You can track the progress of the installation using the following command:

watch -n 5 '
kubectl get pods -n camunda --output=wide;
if [ $(kubectl get pods -n camunda --field-selector=status.phase!=Running -o name | wc -l) -eq 0 ] &&
[ $(kubectl get pods -n camunda -o json | jq -r ".items[] | select(.status.containerStatuses[]?.ready == false)" | wc -l) -eq 0 ];
then
echo "All pods are Running and Healthy - Installation completed!";
else
echo "Some pods are not Running or Healthy";
fi
'

Verify connectivity to Camunda 8

Please follow our guide to verify connectivity to Camunda 8.

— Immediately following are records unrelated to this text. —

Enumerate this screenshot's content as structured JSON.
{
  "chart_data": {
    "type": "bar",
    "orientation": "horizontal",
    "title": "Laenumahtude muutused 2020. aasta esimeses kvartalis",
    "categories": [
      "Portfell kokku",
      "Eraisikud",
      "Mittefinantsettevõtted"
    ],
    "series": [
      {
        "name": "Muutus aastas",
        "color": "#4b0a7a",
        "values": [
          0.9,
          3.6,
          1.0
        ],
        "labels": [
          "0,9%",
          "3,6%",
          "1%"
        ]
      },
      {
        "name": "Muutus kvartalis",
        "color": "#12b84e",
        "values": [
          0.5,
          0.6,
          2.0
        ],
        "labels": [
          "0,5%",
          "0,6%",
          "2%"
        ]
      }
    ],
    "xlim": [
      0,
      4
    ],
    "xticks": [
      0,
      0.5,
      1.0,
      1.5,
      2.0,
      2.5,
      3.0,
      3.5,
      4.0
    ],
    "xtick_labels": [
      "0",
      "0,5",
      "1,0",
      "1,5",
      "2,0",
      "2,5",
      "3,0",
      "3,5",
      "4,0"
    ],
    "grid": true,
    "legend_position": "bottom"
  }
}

The username of the first user is demo, the password is the one generated previously and stored in the environment variable FIRST_USER_PASSWORD.

Domain name for gRPC Zeebe

In this setup, the domain used for gRPC communication with Zeebe is slightly different from the one in the guide. Instead of using zeebe.$DOMAIN_NAME, you need to use zeebe-$DOMAIN_NAME.

Pitfalls to avoid

For general deployment pitfalls, visit the deployment troubleshooting guide.

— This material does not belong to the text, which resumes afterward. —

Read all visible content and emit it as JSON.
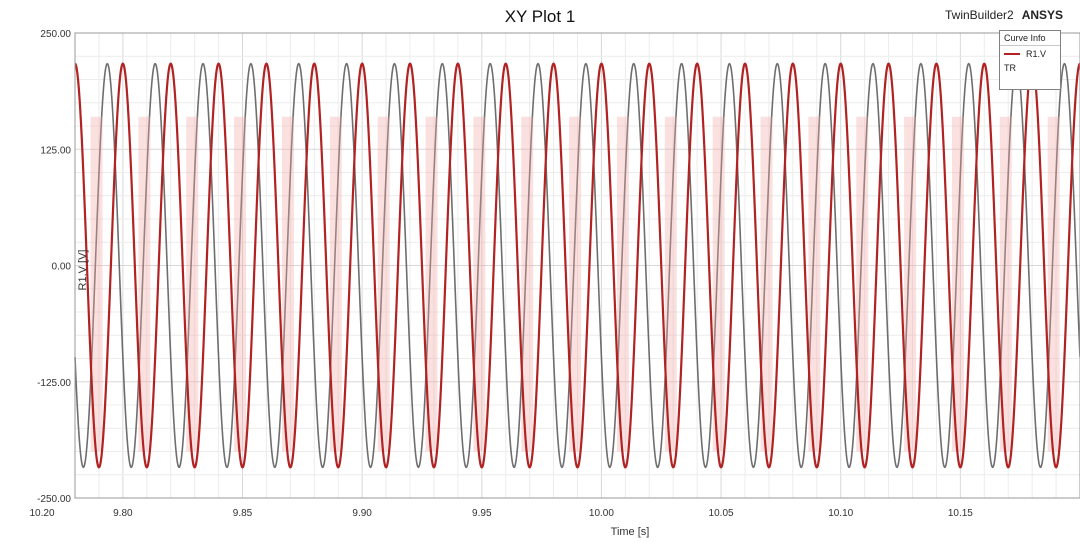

Security Context Constraints (SCCs)

Security Context Constraints (SCCs) are a set of conditions that a pod must adhere to in order to be accepted into the system. They define the security conditions under which a pod operates.

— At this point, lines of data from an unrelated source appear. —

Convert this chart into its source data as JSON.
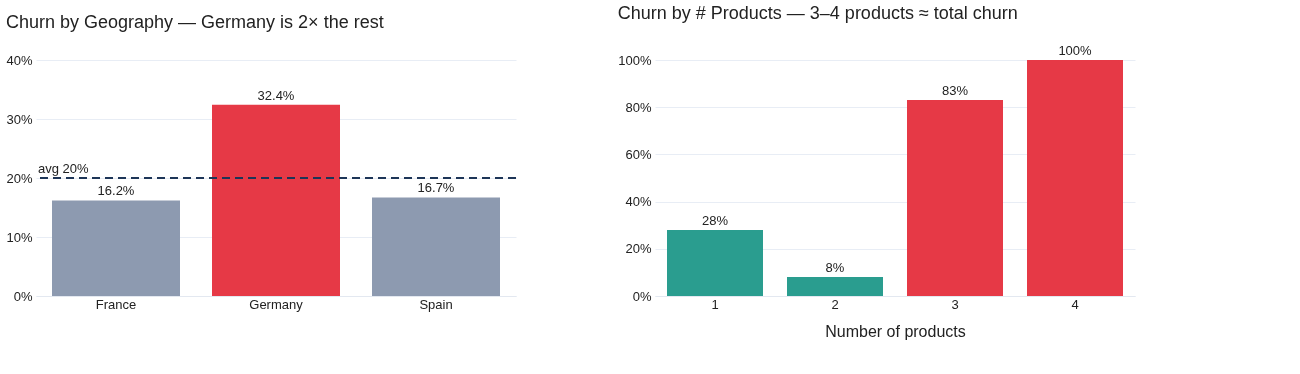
{
  "chart_data": [
    {
      "type": "bar",
      "title": "Churn by Geography — Germany is 2× the rest",
      "categories": [
        "France",
        "Germany",
        "Spain"
      ],
      "values": [
        16.2,
        32.4,
        16.7
      ],
      "colors": [
        "#8d9ab0",
        "#e63946",
        "#8d9ab0"
      ],
      "value_labels": [
        "16.2%",
        "32.4%",
        "16.7%"
      ],
      "ylim": [
        0,
        40
      ],
      "yticks": [
        {
          "value": 0,
          "label": "0%"
        },
        {
          "value": 10,
          "label": "10%"
        },
        {
          "value": 20,
          "label": "20%"
        },
        {
          "value": 30,
          "label": "30%"
        },
        {
          "value": 40,
          "label": "40%"
        }
      ],
      "ref_lines": [
        {
          "axis": "y",
          "value": 20,
          "label": "avg 20%",
          "color": "#1d3557",
          "line_style": "dashed"
        }
      ],
      "grid": "y"
    },
    {
      "type": "bar",
      "title": "Churn by # Products — 3–4 products ≈ total churn",
      "categories": [
        "1",
        "2",
        "3",
        "4"
      ],
      "values": [
        28,
        8,
        83,
        100
      ],
      "colors": [
        "#2a9d8f",
        "#2a9d8f",
        "#e63946",
        "#e63946"
      ],
      "value_labels": [
        "28%",
        "8%",
        "83%",
        "100%"
      ],
      "xlabel": "Number of products",
      "ylim": [
        0,
        100
      ],
      "yticks": [
        {
          "value": 0,
          "label": "0%"
        },
        {
          "value": 20,
          "label": "20%"
        },
        {
          "value": 40,
          "label": "40%"
        },
        {
          "value": 60,
          "label": "60%"
        },
        {
          "value": 80,
          "label": "80%"
        },
        {
          "value": 100,
          "label": "100%"
        }
      ],
      "grid": "y"
    }
  ]
}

Similar to how roles control user permissions, SCCs regulate the permissions of deployed applications, both at the pod and container level. It's generally recommended to deploy applications with the most restrictive SCCs possible. If you're unfamiliar with security context constraints, you can refer to the OpenShift documentation.

Restrictive SCCs

The following represents the most restrictive SCCs that can be used to deploy Camunda 8. Note that in OpenShift 4.10, these are equivalent to the built-in restricted SCCs (which are the default SCCs).

Allow Privileged: false
Default Add Capabilities: <none>
Required Drop Capabilities: KILL, MKNOD, SYS_CHROOT, SETUID, SETGID
Allowed Capabilities: <none>
Allowed Seccomp Profiles: <none>
Allowed Volume Types: configMap, downwardAPI, emptyDir, persistentVolumeClaim, projected, secret
Allow Host Network: false
Allow Host Ports: false
Allow Host PID: false
Allow Host IPC: false
Read Only Root Filesystem: false
Run As User Strategy: MustRunAsRange
SELinux Context Strategy: MustRunAs
FSGroup Strategy: MustRunAs
Supplemental Groups Strategy: RunAsAny

When using these SCCs, be sure not to specify any runAsUser or fsGroup values in either the pod or container security context. Instead, allow OpenShift to assign arbitrary IDs.

note

If you are providing the ID ranges yourself, you can also configure the runAsUser and fsGroup values accordingly.

The Camunda Helm chart can be deployed to OpenShift with a few modifications, primarily revolving around your desired security context constraints.